Среди недавних произведений на тему многомирия можно назвать веселую комплексную Трилогию Шредингеровского Кота вокруг истолкований квантовой физики, написанную Робертом Вильсоном. Первая книга („Вселенная по соседству“) рассматривает различные характеристики многомирия, второй том („Хитрая шляпа“) соединяет их сквозь нелокальность и третья часть („Почтовые голуби“) размещает их в созданной наблюдателем вселенной.
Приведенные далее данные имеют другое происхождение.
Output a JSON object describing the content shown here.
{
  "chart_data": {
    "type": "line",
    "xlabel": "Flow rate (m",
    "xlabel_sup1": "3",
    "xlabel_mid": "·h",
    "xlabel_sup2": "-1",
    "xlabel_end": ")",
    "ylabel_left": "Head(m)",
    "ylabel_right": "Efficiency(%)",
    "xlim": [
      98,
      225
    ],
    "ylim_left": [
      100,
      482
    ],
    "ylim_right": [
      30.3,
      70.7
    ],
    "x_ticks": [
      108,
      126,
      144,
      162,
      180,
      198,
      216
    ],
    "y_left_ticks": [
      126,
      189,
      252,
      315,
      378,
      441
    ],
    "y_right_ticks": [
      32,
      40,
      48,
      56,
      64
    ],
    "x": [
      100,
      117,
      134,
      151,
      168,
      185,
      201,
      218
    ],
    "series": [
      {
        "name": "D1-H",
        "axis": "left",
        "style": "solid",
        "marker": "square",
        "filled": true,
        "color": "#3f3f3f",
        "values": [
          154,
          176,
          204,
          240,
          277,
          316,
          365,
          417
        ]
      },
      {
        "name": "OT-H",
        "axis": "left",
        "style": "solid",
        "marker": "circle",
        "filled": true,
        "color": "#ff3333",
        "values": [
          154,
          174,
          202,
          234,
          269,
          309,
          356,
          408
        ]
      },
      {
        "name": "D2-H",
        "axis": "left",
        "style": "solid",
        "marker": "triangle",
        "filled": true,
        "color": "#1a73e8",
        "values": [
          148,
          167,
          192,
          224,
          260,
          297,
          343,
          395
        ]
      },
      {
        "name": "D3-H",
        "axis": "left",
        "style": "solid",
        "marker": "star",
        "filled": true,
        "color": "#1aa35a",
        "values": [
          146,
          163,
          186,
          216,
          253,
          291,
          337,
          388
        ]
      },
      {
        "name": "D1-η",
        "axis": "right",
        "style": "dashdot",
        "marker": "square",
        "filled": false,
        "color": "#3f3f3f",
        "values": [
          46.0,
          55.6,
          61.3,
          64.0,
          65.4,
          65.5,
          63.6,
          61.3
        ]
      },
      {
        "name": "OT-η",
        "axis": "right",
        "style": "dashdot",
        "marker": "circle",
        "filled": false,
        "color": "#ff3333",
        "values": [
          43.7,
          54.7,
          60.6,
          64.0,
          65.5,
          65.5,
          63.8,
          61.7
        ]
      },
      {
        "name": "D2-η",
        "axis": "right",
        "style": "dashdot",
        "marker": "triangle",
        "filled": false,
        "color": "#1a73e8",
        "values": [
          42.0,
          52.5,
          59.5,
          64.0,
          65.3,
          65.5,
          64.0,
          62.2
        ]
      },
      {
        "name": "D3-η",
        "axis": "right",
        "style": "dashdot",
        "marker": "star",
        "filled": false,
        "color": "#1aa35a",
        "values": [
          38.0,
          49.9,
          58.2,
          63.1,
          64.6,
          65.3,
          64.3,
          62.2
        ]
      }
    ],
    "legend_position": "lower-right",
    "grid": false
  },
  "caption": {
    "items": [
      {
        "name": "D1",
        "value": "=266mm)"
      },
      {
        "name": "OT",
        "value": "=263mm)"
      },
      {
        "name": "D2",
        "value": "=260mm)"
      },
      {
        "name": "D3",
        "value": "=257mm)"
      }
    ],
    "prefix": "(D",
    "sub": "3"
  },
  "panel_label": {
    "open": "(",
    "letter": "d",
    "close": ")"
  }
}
Научно-фантастическая литература часто описывает еще не осуществленные научные проекты, еще не сделанные открытия и идеи, еще не вошедшие в ареал науки. Примеров тому достаточно много (голография, лазеры, клонирование и пр.), один из них – предвидение идеи многомирия и описание этой идеи и многочисленных следствий из нее для человеческой цивилизации.
Фантастика предвидела появление эвереттизма, эвереттизм же, утвердившись в физике и в философии в виде эвереттики, позволяет прийти к выводу об онтологической ценности всякой литературной фантазии, поскольку в результате практически бесконечного количества ветвлений мироздания, произошедших после Большого взрыва, в альтерверсе могут существовать (и, скорее всего, реально существуют) все или большая часть описанных фантастами (и, тем более, авторами-реалистами) универсумов. В этом смысле фантастическая литература, создаваемая авторами в нашей Вселенной, может быть (и, скорее всего, действительно является) сугубо реалистической прозой в другой ветви мультиверса или альтерверса».
Очень важен вывод, сделанный автором в финале. Литература по сути своей эвереттична! Но любопытно, что хотя фантастика и эвереттика, как видно из этого анализа, очень часто оказывались выразителями очень похожих идей, «лично» они практически незнакомы. Нет прямых ссылок на Эверетта у известных фантастов, да и мой опыт общения с представителями этого «литературного цеха» свидетельствует о том же.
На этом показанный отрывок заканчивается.